What is the | (the bitwise OR operator) used for?

Greetings everyone!

Working my way through the book “Flash MX 2004 games most wanted” from Friend of Ed.
The book assumes a bit more AS knowledge than I have atm so I’m using a lot of time checking every bit of code - making sure I know what is going on on each line. In one of the program codes (one that makes a tile-based gameboard) I’ve come across the bitwise OR operator written in AS as |. What is the use of this operator?
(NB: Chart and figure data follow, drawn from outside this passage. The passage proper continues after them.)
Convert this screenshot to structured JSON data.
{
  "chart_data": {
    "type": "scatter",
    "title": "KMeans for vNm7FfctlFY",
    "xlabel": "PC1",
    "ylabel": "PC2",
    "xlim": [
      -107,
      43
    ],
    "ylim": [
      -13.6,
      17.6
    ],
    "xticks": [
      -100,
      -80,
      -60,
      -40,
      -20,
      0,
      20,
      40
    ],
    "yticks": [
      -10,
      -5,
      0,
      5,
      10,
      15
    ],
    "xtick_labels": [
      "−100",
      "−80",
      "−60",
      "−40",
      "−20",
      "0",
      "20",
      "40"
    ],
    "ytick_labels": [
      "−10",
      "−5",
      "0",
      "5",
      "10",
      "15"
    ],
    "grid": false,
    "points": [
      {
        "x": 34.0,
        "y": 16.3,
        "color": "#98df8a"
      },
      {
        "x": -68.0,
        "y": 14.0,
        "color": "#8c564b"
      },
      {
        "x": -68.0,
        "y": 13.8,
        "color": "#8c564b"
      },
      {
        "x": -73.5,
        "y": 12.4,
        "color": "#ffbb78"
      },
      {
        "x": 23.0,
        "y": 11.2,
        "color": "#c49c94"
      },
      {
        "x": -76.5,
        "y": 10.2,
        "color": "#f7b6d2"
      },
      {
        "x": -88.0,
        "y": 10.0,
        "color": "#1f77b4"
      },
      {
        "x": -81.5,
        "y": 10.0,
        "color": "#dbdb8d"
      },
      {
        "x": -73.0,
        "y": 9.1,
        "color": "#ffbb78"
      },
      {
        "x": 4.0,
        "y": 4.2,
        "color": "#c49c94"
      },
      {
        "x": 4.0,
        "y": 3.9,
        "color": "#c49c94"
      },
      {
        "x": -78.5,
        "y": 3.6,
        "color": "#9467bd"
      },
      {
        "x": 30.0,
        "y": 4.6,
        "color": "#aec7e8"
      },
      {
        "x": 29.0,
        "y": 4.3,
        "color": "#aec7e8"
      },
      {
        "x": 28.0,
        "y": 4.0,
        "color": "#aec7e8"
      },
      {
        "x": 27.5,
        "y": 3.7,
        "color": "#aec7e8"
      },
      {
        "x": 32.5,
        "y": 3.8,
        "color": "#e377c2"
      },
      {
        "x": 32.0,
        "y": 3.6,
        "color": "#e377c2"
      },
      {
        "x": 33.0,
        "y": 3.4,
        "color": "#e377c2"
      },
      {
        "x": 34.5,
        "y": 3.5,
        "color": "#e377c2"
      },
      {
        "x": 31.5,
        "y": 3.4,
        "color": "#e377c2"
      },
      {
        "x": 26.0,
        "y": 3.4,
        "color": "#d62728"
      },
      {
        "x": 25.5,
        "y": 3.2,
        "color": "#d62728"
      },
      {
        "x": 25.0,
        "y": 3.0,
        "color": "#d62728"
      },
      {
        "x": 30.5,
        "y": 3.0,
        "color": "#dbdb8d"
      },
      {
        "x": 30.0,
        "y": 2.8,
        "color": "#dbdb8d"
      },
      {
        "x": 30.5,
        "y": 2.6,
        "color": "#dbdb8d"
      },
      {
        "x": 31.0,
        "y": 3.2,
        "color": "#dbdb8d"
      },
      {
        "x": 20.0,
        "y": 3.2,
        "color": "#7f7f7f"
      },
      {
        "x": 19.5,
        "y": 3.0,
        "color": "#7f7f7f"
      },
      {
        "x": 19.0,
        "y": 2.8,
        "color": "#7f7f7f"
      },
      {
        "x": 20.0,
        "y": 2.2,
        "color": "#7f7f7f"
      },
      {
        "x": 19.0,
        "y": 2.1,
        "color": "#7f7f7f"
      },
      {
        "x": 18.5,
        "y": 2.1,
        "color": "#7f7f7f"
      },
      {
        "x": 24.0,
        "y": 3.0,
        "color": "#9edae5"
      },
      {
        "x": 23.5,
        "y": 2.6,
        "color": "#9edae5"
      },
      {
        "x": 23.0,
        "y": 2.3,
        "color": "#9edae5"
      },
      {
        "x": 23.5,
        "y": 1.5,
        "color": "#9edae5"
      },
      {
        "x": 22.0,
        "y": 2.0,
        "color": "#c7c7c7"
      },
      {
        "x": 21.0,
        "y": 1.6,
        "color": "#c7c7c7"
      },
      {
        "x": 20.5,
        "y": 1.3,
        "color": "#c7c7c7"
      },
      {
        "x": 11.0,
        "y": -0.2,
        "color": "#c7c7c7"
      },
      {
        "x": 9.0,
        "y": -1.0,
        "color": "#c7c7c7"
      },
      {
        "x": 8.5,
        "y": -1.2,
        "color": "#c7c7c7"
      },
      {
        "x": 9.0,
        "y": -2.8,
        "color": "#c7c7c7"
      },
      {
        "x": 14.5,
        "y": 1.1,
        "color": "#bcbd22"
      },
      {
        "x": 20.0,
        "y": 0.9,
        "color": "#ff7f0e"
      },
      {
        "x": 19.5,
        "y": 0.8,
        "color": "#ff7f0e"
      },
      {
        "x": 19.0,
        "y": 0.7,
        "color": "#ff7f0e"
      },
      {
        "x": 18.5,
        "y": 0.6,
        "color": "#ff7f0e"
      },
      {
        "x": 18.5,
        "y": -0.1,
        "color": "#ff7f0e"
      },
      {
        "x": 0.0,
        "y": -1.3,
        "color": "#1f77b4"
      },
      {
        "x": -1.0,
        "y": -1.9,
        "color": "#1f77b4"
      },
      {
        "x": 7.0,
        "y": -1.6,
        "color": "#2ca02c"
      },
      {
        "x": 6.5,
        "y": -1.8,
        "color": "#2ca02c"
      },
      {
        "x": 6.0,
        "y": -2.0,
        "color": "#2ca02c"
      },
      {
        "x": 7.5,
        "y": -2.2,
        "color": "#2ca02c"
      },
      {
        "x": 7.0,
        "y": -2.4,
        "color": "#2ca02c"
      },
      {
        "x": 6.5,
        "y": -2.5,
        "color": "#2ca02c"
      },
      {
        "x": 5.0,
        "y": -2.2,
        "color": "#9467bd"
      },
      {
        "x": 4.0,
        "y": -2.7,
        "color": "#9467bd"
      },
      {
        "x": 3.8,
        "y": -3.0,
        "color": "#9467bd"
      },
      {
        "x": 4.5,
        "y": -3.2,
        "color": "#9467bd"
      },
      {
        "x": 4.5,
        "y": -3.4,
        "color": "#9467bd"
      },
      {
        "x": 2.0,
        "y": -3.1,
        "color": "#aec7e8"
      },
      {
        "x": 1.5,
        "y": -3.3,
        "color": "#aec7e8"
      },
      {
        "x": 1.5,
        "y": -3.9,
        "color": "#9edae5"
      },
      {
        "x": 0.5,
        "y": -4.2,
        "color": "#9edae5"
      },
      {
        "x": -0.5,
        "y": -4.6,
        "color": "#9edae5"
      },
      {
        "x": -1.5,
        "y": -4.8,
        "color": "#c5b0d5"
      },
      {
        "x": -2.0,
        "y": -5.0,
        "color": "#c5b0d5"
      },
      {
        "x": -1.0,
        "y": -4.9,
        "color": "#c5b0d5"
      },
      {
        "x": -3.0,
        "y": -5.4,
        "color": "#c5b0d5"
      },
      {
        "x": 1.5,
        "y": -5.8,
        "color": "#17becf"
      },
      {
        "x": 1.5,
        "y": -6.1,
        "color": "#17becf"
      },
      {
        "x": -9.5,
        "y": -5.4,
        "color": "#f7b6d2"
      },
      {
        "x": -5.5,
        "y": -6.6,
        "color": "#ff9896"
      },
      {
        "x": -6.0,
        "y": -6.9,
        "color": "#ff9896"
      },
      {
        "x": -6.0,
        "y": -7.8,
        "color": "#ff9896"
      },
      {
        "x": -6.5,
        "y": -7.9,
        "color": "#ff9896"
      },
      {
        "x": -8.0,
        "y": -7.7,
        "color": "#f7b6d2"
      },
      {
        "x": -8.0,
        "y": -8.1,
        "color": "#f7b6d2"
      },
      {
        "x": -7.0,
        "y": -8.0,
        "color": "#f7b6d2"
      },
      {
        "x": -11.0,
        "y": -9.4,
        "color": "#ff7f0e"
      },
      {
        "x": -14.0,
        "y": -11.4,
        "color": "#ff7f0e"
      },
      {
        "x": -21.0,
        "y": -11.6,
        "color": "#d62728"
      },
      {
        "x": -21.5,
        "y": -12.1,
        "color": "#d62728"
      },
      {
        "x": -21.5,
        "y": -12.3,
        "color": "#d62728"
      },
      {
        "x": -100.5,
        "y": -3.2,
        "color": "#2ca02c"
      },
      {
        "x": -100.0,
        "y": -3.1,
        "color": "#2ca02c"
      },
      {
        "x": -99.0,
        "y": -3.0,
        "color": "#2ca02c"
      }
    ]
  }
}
In the Flash 8 AS helpfile it says:

expression1 | expression2

Converts expression1 and expression2 to 32-bit unsigned integers, and returns a 1 in each bit position where the corresponding bits of either expression1 or expression2 are 1. Floating-point numbers are converted to integers by discarding any digits after the decimal point. The result is a new 32-bit integer.

They also give the following code example:

// 15 decimal = 1111 binary
var x:Number = 15;
// 9 decimal = 1001 binary
var y:Number = 9;
// 1111 | 1001 = 1111
trace(x | y); // returns 15 decimal (1111 binary)

Problem is I can’t wrap my head around the logic of this operator - example: why does the code above output 15 and not something else? Basically my question is this: how does | work? And how is it usefull to me when writing code?

Any hints to this are more than welcome!